Even in underground terms, Ignis Fatuus is hardly a recognisable name, but as drummer for Portal, Grave Upheaval and Impetuous Ritual, the black-hooded Australian is at the cutting edge of Death Metal’s abstract progression into something closer to Noise and Dark Ambient. 2013 was the year when that style – finally picking up the baton of discordance laid down by Gorguts in the late 90’s – exploded, with Portal’s Vexovoid among its most exciting releases.
On first listen, Impetuous Ritual are by far the most “normal” of the Fatuus hat-trick, with recognisable riffs and a surging, chaotic Black/Death Metal approach that owes more than a little to bands like Blasphemy and Diocletian. After Portal’s deceptively eloquent Noise-as-Art abstractions and Grave Upheaval’s transformation of death metal into utterly monolithic, lightless ambient soundscapes, IR’s second album almost seems a let-down – generic noisy Death Metal that we’ve heard before. Perseverance, however, is rewarded, and Impetuous Ritual are revealed not merely as a half-way point between their more obvious siblings, but as a band equally worthy in their own right.
What raises Unholy Congregation… (Profound Lore) beyond the generic clatter-clatter-bang is the structure of the album, which leads the listener from relatively conventional chaotic Death Metal into tracks that combine the abstract, distorted qualities of Fatuus’ other bands with the destructive fury of Antediluvian. The first three tracks rips through a powerful but familiar swamp of riffs and blasts before Despair splits itself into a more atmospheric – even ambient – piece reminiscent of the last Grave Upheaval album, and from there the album opens into something much stranger and more diverse, yet always feels like a consistent, complete album.
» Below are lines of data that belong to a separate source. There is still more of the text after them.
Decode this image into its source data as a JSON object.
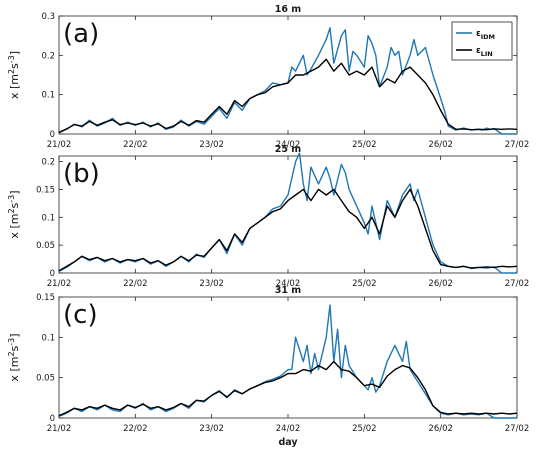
{
  "chart_data": [
    {
      "type": "line",
      "panel_label": "(a)",
      "title": "16 m",
      "ylabel": "x [m",
      "ylim": [
        0,
        0.3
      ],
      "yticks": [
        0,
        0.1,
        0.2,
        0.3
      ],
      "ytick_labels": [
        "0",
        "0.1",
        "0.2",
        "0.3"
      ],
      "xlim": [
        0,
        6
      ],
      "xticks": [
        0,
        1,
        2,
        3,
        4,
        5,
        6
      ],
      "xtick_labels": [
        "21/02",
        "22/02",
        "23/02",
        "24/02",
        "25/02",
        "26/02",
        "27/02"
      ],
      "xlabel": "",
      "legend_position": "top-right",
      "legend": [
        {
          "symbol": "ε",
          "sub": "IDM",
          "color": "#1f77b4"
        },
        {
          "symbol": "ε",
          "sub": "LIN",
          "color": "#000000"
        }
      ],
      "grid": false,
      "series": [
        {
          "key": "IDM",
          "color": "#1f77b4",
          "x": [
            0.0,
            0.1,
            0.2,
            0.3,
            0.4,
            0.5,
            0.6,
            0.7,
            0.8,
            0.9,
            1.0,
            1.1,
            1.2,
            1.3,
            1.4,
            1.5,
            1.6,
            1.7,
            1.8,
            1.9,
            2.0,
            2.1,
            2.2,
            2.3,
            2.4,
            2.5,
            2.6,
            2.7,
            2.8,
            2.9,
            3.0,
            3.05,
            3.1,
            3.2,
            3.25,
            3.3,
            3.4,
            3.5,
            3.55,
            3.6,
            3.7,
            3.75,
            3.8,
            3.85,
            3.9,
            4.0,
            4.05,
            4.1,
            4.15,
            4.2,
            4.3,
            4.35,
            4.4,
            4.45,
            4.5,
            4.6,
            4.65,
            4.7,
            4.8,
            4.9,
            5.0,
            5.05,
            5.1,
            5.2,
            5.3,
            5.4,
            5.5,
            5.55,
            5.6,
            5.65,
            5.7,
            5.8,
            5.9,
            6.0
          ],
          "y": [
            0.003,
            0.012,
            0.025,
            0.018,
            0.035,
            0.02,
            0.028,
            0.04,
            0.022,
            0.03,
            0.022,
            0.03,
            0.018,
            0.028,
            0.012,
            0.018,
            0.035,
            0.02,
            0.032,
            0.025,
            0.045,
            0.065,
            0.04,
            0.08,
            0.06,
            0.09,
            0.1,
            0.11,
            0.13,
            0.125,
            0.13,
            0.17,
            0.16,
            0.2,
            0.15,
            0.165,
            0.2,
            0.24,
            0.27,
            0.18,
            0.25,
            0.265,
            0.16,
            0.21,
            0.2,
            0.17,
            0.25,
            0.23,
            0.2,
            0.12,
            0.17,
            0.22,
            0.2,
            0.21,
            0.15,
            0.2,
            0.24,
            0.2,
            0.22,
            0.15,
            0.09,
            0.06,
            0.02,
            0.01,
            0.015,
            0.01,
            0.012,
            0.01,
            0.015,
            0.012,
            0.014,
            0.0,
            0.0,
            0.0
          ]
        },
        {
          "key": "LIN",
          "color": "#000000",
          "x": [
            0.0,
            0.1,
            0.2,
            0.3,
            0.4,
            0.5,
            0.6,
            0.7,
            0.8,
            0.9,
            1.0,
            1.1,
            1.2,
            1.3,
            1.4,
            1.5,
            1.6,
            1.7,
            1.8,
            1.9,
            2.0,
            2.1,
            2.2,
            2.3,
            2.4,
            2.5,
            2.6,
            2.7,
            2.8,
            2.9,
            3.0,
            3.1,
            3.2,
            3.3,
            3.4,
            3.5,
            3.6,
            3.7,
            3.8,
            3.9,
            4.0,
            4.1,
            4.2,
            4.3,
            4.4,
            4.5,
            4.6,
            4.7,
            4.8,
            4.9,
            5.0,
            5.1,
            5.2,
            5.3,
            5.4,
            5.5,
            5.6,
            5.7,
            5.8,
            5.9,
            6.0
          ],
          "y": [
            0.004,
            0.013,
            0.024,
            0.02,
            0.032,
            0.022,
            0.03,
            0.036,
            0.024,
            0.028,
            0.024,
            0.028,
            0.02,
            0.026,
            0.014,
            0.02,
            0.032,
            0.022,
            0.034,
            0.03,
            0.05,
            0.07,
            0.05,
            0.085,
            0.07,
            0.09,
            0.1,
            0.105,
            0.12,
            0.125,
            0.13,
            0.15,
            0.15,
            0.16,
            0.17,
            0.19,
            0.16,
            0.18,
            0.15,
            0.16,
            0.15,
            0.17,
            0.12,
            0.14,
            0.13,
            0.16,
            0.17,
            0.15,
            0.13,
            0.1,
            0.06,
            0.025,
            0.012,
            0.013,
            0.011,
            0.012,
            0.011,
            0.013,
            0.012,
            0.013,
            0.012
          ]
        }
      ]
    },
    {
      "type": "line",
      "panel_label": "(b)",
      "title": "25 m",
      "ylabel": "x [m",
      "ylim": [
        0,
        0.21
      ],
      "yticks": [
        0,
        0.05,
        0.1,
        0.15,
        0.2
      ],
      "ytick_labels": [
        "0",
        "0.05",
        "0.1",
        "0.15",
        "0.2"
      ],
      "xlim": [
        0,
        6
      ],
      "xticks": [
        0,
        1,
        2,
        3,
        4,
        5,
        6
      ],
      "xtick_labels": [
        "21/02",
        "22/02",
        "23/02",
        "24/02",
        "25/02",
        "26/02",
        "27/02"
      ],
      "xlabel": "",
      "legend": [],
      "grid": false,
      "series": [
        {
          "key": "IDM",
          "color": "#1f77b4",
          "x": [
            0.0,
            0.1,
            0.2,
            0.3,
            0.4,
            0.5,
            0.6,
            0.7,
            0.8,
            0.9,
            1.0,
            1.1,
            1.2,
            1.3,
            1.4,
            1.5,
            1.6,
            1.7,
            1.8,
            1.9,
            2.0,
            2.1,
            2.2,
            2.3,
            2.4,
            2.5,
            2.6,
            2.7,
            2.8,
            2.9,
            3.0,
            3.05,
            3.1,
            3.15,
            3.2,
            3.25,
            3.3,
            3.4,
            3.5,
            3.55,
            3.6,
            3.7,
            3.75,
            3.8,
            3.9,
            4.0,
            4.05,
            4.1,
            4.2,
            4.3,
            4.4,
            4.5,
            4.6,
            4.65,
            4.7,
            4.8,
            4.9,
            5.0,
            5.1,
            5.2,
            5.3,
            5.4,
            5.5,
            5.6,
            5.7,
            5.8,
            5.9,
            6.0
          ],
          "y": [
            0.003,
            0.01,
            0.02,
            0.03,
            0.022,
            0.028,
            0.02,
            0.026,
            0.018,
            0.024,
            0.02,
            0.026,
            0.016,
            0.022,
            0.012,
            0.02,
            0.03,
            0.02,
            0.034,
            0.028,
            0.045,
            0.06,
            0.035,
            0.07,
            0.05,
            0.08,
            0.09,
            0.1,
            0.115,
            0.12,
            0.14,
            0.17,
            0.2,
            0.215,
            0.16,
            0.13,
            0.19,
            0.16,
            0.19,
            0.17,
            0.14,
            0.195,
            0.18,
            0.15,
            0.12,
            0.09,
            0.07,
            0.12,
            0.06,
            0.13,
            0.1,
            0.14,
            0.16,
            0.13,
            0.15,
            0.1,
            0.05,
            0.02,
            0.012,
            0.01,
            0.012,
            0.008,
            0.01,
            0.009,
            0.011,
            0.0,
            0.0,
            0.0
          ]
        },
        {
          "key": "LIN",
          "color": "#000000",
          "x": [
            0.0,
            0.1,
            0.2,
            0.3,
            0.4,
            0.5,
            0.6,
            0.7,
            0.8,
            0.9,
            1.0,
            1.1,
            1.2,
            1.3,
            1.4,
            1.5,
            1.6,
            1.7,
            1.8,
            1.9,
            2.0,
            2.1,
            2.2,
            2.3,
            2.4,
            2.5,
            2.6,
            2.7,
            2.8,
            2.9,
            3.0,
            3.1,
            3.2,
            3.3,
            3.4,
            3.5,
            3.6,
            3.7,
            3.8,
            3.9,
            4.0,
            4.1,
            4.2,
            4.3,
            4.4,
            4.5,
            4.6,
            4.7,
            4.8,
            4.9,
            5.0,
            5.1,
            5.2,
            5.3,
            5.4,
            5.5,
            5.6,
            5.7,
            5.8,
            5.9,
            6.0
          ],
          "y": [
            0.004,
            0.012,
            0.02,
            0.03,
            0.024,
            0.028,
            0.022,
            0.026,
            0.02,
            0.024,
            0.022,
            0.026,
            0.018,
            0.022,
            0.014,
            0.02,
            0.03,
            0.022,
            0.032,
            0.03,
            0.045,
            0.06,
            0.04,
            0.07,
            0.055,
            0.08,
            0.09,
            0.1,
            0.11,
            0.115,
            0.13,
            0.14,
            0.15,
            0.13,
            0.15,
            0.14,
            0.15,
            0.13,
            0.11,
            0.1,
            0.08,
            0.1,
            0.07,
            0.12,
            0.1,
            0.13,
            0.15,
            0.12,
            0.08,
            0.04,
            0.015,
            0.012,
            0.01,
            0.012,
            0.009,
            0.01,
            0.011,
            0.01,
            0.012,
            0.011,
            0.012
          ]
        }
      ]
    },
    {
      "type": "line",
      "panel_label": "(c)",
      "title": "31 m",
      "ylabel": "x [m",
      "ylim": [
        0,
        0.15
      ],
      "yticks": [
        0,
        0.05,
        0.1,
        0.15
      ],
      "ytick_labels": [
        "0",
        "0.05",
        "0.1",
        "0.15"
      ],
      "xlim": [
        0,
        6
      ],
      "xticks": [
        0,
        1,
        2,
        3,
        4,
        5,
        6
      ],
      "xtick_labels": [
        "21/02",
        "22/02",
        "23/02",
        "24/02",
        "25/02",
        "26/02",
        "27/02"
      ],
      "xlabel": "day",
      "legend": [],
      "grid": false,
      "series": [
        {
          "key": "IDM",
          "color": "#1f77b4",
          "x": [
            0.0,
            0.1,
            0.2,
            0.3,
            0.4,
            0.5,
            0.6,
            0.7,
            0.8,
            0.9,
            1.0,
            1.1,
            1.2,
            1.3,
            1.4,
            1.5,
            1.6,
            1.7,
            1.8,
            1.9,
            2.0,
            2.1,
            2.2,
            2.3,
            2.4,
            2.5,
            2.6,
            2.7,
            2.8,
            2.9,
            3.0,
            3.05,
            3.1,
            3.2,
            3.25,
            3.3,
            3.35,
            3.4,
            3.5,
            3.55,
            3.6,
            3.65,
            3.7,
            3.75,
            3.8,
            3.9,
            4.0,
            4.05,
            4.1,
            4.15,
            4.2,
            4.3,
            4.4,
            4.5,
            4.55,
            4.6,
            4.7,
            4.8,
            4.9,
            5.0,
            5.1,
            5.2,
            5.3,
            5.4,
            5.5,
            5.6,
            5.7,
            5.8,
            5.9,
            6.0
          ],
          "y": [
            0.002,
            0.006,
            0.012,
            0.008,
            0.014,
            0.01,
            0.016,
            0.01,
            0.008,
            0.016,
            0.012,
            0.018,
            0.01,
            0.014,
            0.008,
            0.012,
            0.018,
            0.012,
            0.022,
            0.02,
            0.028,
            0.034,
            0.025,
            0.035,
            0.03,
            0.036,
            0.04,
            0.045,
            0.048,
            0.052,
            0.06,
            0.06,
            0.1,
            0.07,
            0.09,
            0.055,
            0.08,
            0.06,
            0.1,
            0.14,
            0.07,
            0.11,
            0.05,
            0.09,
            0.065,
            0.05,
            0.04,
            0.035,
            0.05,
            0.032,
            0.04,
            0.07,
            0.09,
            0.07,
            0.095,
            0.06,
            0.045,
            0.03,
            0.015,
            0.006,
            0.004,
            0.006,
            0.004,
            0.005,
            0.004,
            0.006,
            0.0,
            0.0,
            0.0,
            0.0
          ]
        },
        {
          "key": "LIN",
          "color": "#000000",
          "x": [
            0.0,
            0.1,
            0.2,
            0.3,
            0.4,
            0.5,
            0.6,
            0.7,
            0.8,
            0.9,
            1.0,
            1.1,
            1.2,
            1.3,
            1.4,
            1.5,
            1.6,
            1.7,
            1.8,
            1.9,
            2.0,
            2.1,
            2.2,
            2.3,
            2.4,
            2.5,
            2.6,
            2.7,
            2.8,
            2.9,
            3.0,
            3.1,
            3.2,
            3.3,
            3.4,
            3.5,
            3.6,
            3.7,
            3.8,
            3.9,
            4.0,
            4.1,
            4.2,
            4.3,
            4.4,
            4.5,
            4.6,
            4.7,
            4.8,
            4.9,
            5.0,
            5.1,
            5.2,
            5.3,
            5.4,
            5.5,
            5.6,
            5.7,
            5.8,
            5.9,
            6.0
          ],
          "y": [
            0.003,
            0.007,
            0.012,
            0.01,
            0.014,
            0.012,
            0.016,
            0.012,
            0.01,
            0.016,
            0.013,
            0.017,
            0.012,
            0.014,
            0.01,
            0.013,
            0.018,
            0.014,
            0.022,
            0.021,
            0.028,
            0.033,
            0.026,
            0.034,
            0.03,
            0.036,
            0.04,
            0.044,
            0.046,
            0.05,
            0.055,
            0.055,
            0.06,
            0.058,
            0.065,
            0.06,
            0.07,
            0.06,
            0.058,
            0.05,
            0.04,
            0.042,
            0.038,
            0.052,
            0.06,
            0.065,
            0.062,
            0.05,
            0.035,
            0.015,
            0.007,
            0.005,
            0.006,
            0.005,
            0.006,
            0.005,
            0.006,
            0.005,
            0.006,
            0.005,
            0.006
          ]
        }
      ]
    }
  ]
}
People who find this style of cavernous, eldritch Death Metal too chaotic and lacking in melody are still not going to be happy with Unholy Congregation…, but this is a master-class in how to make Death Metal which embraces the more abstract side of the genre without losing sight of its riff-based roots, and prove that Transdimensional Ancient Squid Death Metal isn’t a dead trend yet.